Le Bleu L'ami - Bölüm 27

300 28 23
                                    

Jungkook'un gözünden

Sürekli olduğu gibi arka bahçeye doğru ilerliyordum, ta ki Jimin arkamdan bağırarak koşana dek.

"Hey! Jungkook! Dur lütfen!" Olduğum yerde durmuş yanıma ulaşmasını beklemiştim. "Başrol konusunda endişeli değil misin?! Yani, kızlar çok sevindi ama kendini zorlamana gerek yok." Hafifçe ona doğru döndüm. "Neden?"

"Neden mi?" Jimin nefes nefese yanımda duruyor ve yumuşamama neden oluyordu. Şaşkınca kaşları kalktığında hemen söze girdim. "En baştan itibaren yapamayacağımı düşündün Jimin." Minik parmakları dudaklarına gitmiş, bir şeyler düşünmeye başlamıştı. Bu sessiz havadan rahatsız olmuştum. "Eski ben olsaydım böyle bir şeyi asla kabul etmezdim ama şimdi eskisi gibi önümdeki şeylerden kaçmak istemiyorum." Jimin parmaklarını dudaklarından çekip doğrudan gözlerimin içinde baktı, bedenimi iyice ona çevirdim. "Ben de senin gibi olmak istiyorum Jimin." Ardından Jimin'in ismimi bir kaç söylemesini umursamadan arkamı dönüp ilerlemeye devam ettim.
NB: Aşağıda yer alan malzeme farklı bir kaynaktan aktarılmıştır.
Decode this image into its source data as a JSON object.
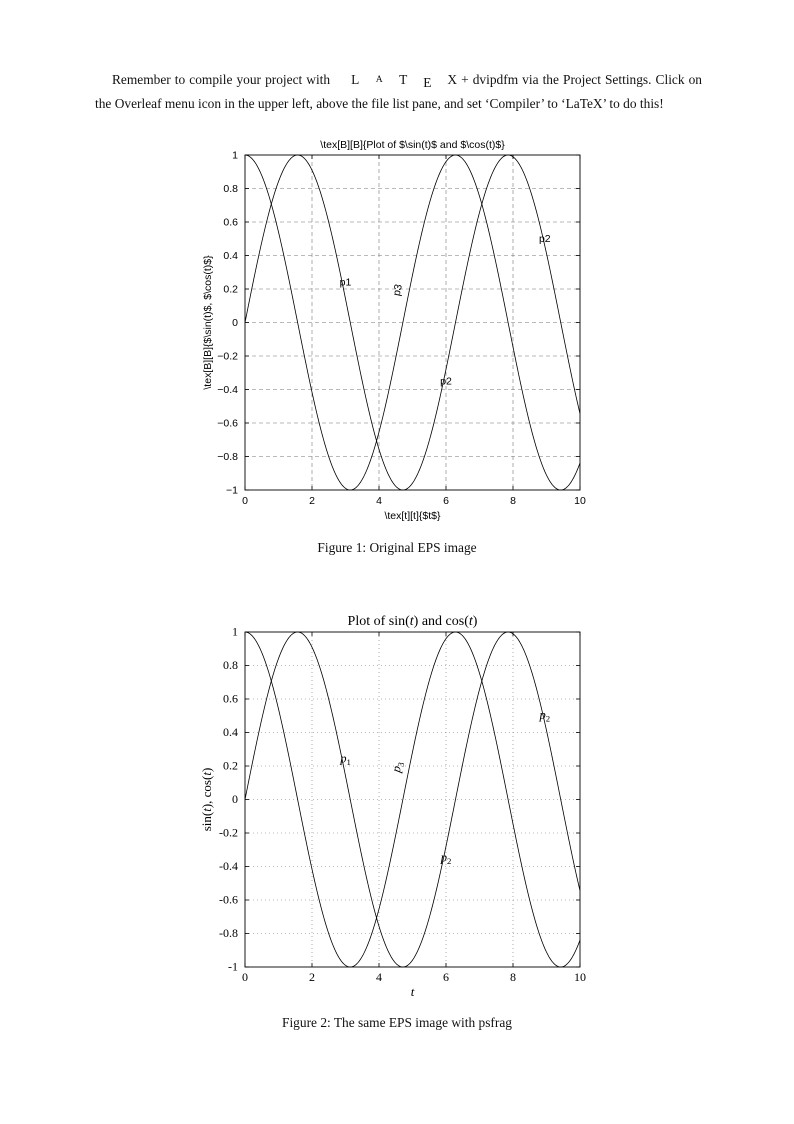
{
  "page": {
    "intro": {
      "pre": "Remember to compile your project with ",
      "latex_logo": {
        "l": "L",
        "a": "A",
        "t": "T",
        "e": "E",
        "x": "X"
      },
      "post": " + dvipdfm via the Project Settings. Click on the Overleaf menu icon in the upper left, above the file list pane, and set ‘Compiler’ to ‘LaTeX’ to do this!"
    },
    "figure1_caption": "Figure 1: Original EPS image",
    "figure2_caption": "Figure 2: The same EPS image with psfrag"
  },
  "chart_data": [
    {
      "type": "line",
      "font": "sans",
      "title_runs": [
        {
          "t": "\\tex[B][B]{Plot of $\\sin(t)$ and $\\cos(t)$}"
        }
      ],
      "xlabel_runs": [
        {
          "t": "\\tex[t][t]{$t$}"
        }
      ],
      "ylabel_runs": [
        {
          "t": "\\tex[B][B]{$\\sin(t)$, $\\cos(t)$}"
        }
      ],
      "xlim": [
        0,
        10
      ],
      "ylim": [
        -1,
        1
      ],
      "xticks": [
        0,
        2,
        4,
        6,
        8,
        10
      ],
      "xtick_labels": [
        "0",
        "2",
        "4",
        "6",
        "8",
        "10"
      ],
      "yticks": [
        -1,
        -0.8,
        -0.6,
        -0.4,
        -0.2,
        0,
        0.2,
        0.4,
        0.6,
        0.8,
        1
      ],
      "ytick_labels": [
        "−1",
        "−0.8",
        "−0.6",
        "−0.4",
        "−0.2",
        "0",
        "0.2",
        "0.4",
        "0.6",
        "0.8",
        "1"
      ],
      "grid": true,
      "grid_dash": "4 3",
      "legend": "none",
      "series": [
        {
          "name": "sin(t)",
          "fn": "sin"
        },
        {
          "name": "cos(t)",
          "fn": "cos"
        }
      ],
      "samples_t": [
        0,
        1,
        2,
        3,
        4,
        5,
        6,
        7,
        8,
        9,
        10
      ],
      "sin_values": [
        0,
        0.841,
        0.909,
        0.141,
        -0.757,
        -0.959,
        -0.279,
        0.657,
        0.989,
        0.412,
        -0.544
      ],
      "cos_values": [
        1,
        0.54,
        -0.416,
        -0.99,
        -0.654,
        0.284,
        0.96,
        0.754,
        -0.146,
        -0.911,
        -0.839
      ],
      "annotations": [
        {
          "runs": [
            {
              "t": "p1"
            }
          ],
          "x": 3.0,
          "y": 0.22,
          "rotate": 0
        },
        {
          "runs": [
            {
              "t": "p3"
            }
          ],
          "x": 4.65,
          "y": 0.19,
          "rotate": -78
        },
        {
          "runs": [
            {
              "t": "p2"
            }
          ],
          "x": 6.0,
          "y": -0.37,
          "rotate": 0
        },
        {
          "runs": [
            {
              "t": "p2"
            }
          ],
          "x": 8.95,
          "y": 0.48,
          "rotate": 0
        }
      ]
    },
    {
      "type": "line",
      "font": "serif",
      "title_runs": [
        {
          "t": "Plot of sin("
        },
        {
          "t": "t",
          "i": true
        },
        {
          "t": ") and cos("
        },
        {
          "t": "t",
          "i": true
        },
        {
          "t": ")"
        }
      ],
      "xlabel_runs": [
        {
          "t": "t",
          "i": true
        }
      ],
      "ylabel_runs": [
        {
          "t": "sin("
        },
        {
          "t": "t",
          "i": true
        },
        {
          "t": "), cos("
        },
        {
          "t": "t",
          "i": true
        },
        {
          "t": ")"
        }
      ],
      "xlim": [
        0,
        10
      ],
      "ylim": [
        -1,
        1
      ],
      "xticks": [
        0,
        2,
        4,
        6,
        8,
        10
      ],
      "xtick_labels": [
        "0",
        "2",
        "4",
        "6",
        "8",
        "10"
      ],
      "yticks": [
        -1,
        -0.8,
        -0.6,
        -0.4,
        -0.2,
        0,
        0.2,
        0.4,
        0.6,
        0.8,
        1
      ],
      "ytick_labels": [
        "-1",
        "-0.8",
        "-0.6",
        "-0.4",
        "-0.2",
        "0",
        "0.2",
        "0.4",
        "0.6",
        "0.8",
        "1"
      ],
      "grid": true,
      "grid_dash": "1 3",
      "legend": "none",
      "series": [
        {
          "name": "sin(t)",
          "fn": "sin"
        },
        {
          "name": "cos(t)",
          "fn": "cos"
        }
      ],
      "samples_t": [
        0,
        1,
        2,
        3,
        4,
        5,
        6,
        7,
        8,
        9,
        10
      ],
      "sin_values": [
        0,
        0.841,
        0.909,
        0.141,
        -0.757,
        -0.959,
        -0.279,
        0.657,
        0.989,
        0.412,
        -0.544
      ],
      "cos_values": [
        1,
        0.54,
        -0.416,
        -0.99,
        -0.654,
        0.284,
        0.96,
        0.754,
        -0.146,
        -0.911,
        -0.839
      ],
      "annotations": [
        {
          "runs": [
            {
              "t": "p",
              "i": true
            },
            {
              "t": "1",
              "sub": true
            }
          ],
          "x": 3.0,
          "y": 0.22,
          "rotate": 0
        },
        {
          "runs": [
            {
              "t": "p",
              "i": true
            },
            {
              "t": "3",
              "sub": true
            }
          ],
          "x": 4.65,
          "y": 0.19,
          "rotate": -78
        },
        {
          "runs": [
            {
              "t": "p",
              "i": true
            },
            {
              "t": "2",
              "sub": true
            }
          ],
          "x": 6.0,
          "y": -0.37,
          "rotate": 0
        },
        {
          "runs": [
            {
              "t": "p",
              "i": true
            },
            {
              "t": "2",
              "sub": true
            }
          ],
          "x": 8.95,
          "y": 0.48,
          "rotate": 0
        }
      ]
    }
  ]
}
Jimin'in endişeli yüzü bu güne kadar ona ne kadar yük olduğumu gayet iyi gösteriyordu.

Bundan böyle kendi kendine idare edemeyen çocuk olmak istemiyordum.

Böyle düşünsem bile... daha önce hiçbir oyunda rol almamıştım. Gerçek dünyaya dönmüş olmama sevinmiştim fakat ne yapacağımı düşünmekten beynime ağrılar girmişti. Sayfaları gezmeye başlamış ve oyunu incelemiştim.

Oyun yabancı bir ülkede geçiyor, sarayda görevli bir hizmetçinin çocuğu olan ve bütün akrabalarını kaybetmiş genç bir oğlan ve bir prenses birbirlerine aşık olur. Sosyal statü farkı yüzünden acılarla dolu bir aşk hikayesi ortaya çıkar.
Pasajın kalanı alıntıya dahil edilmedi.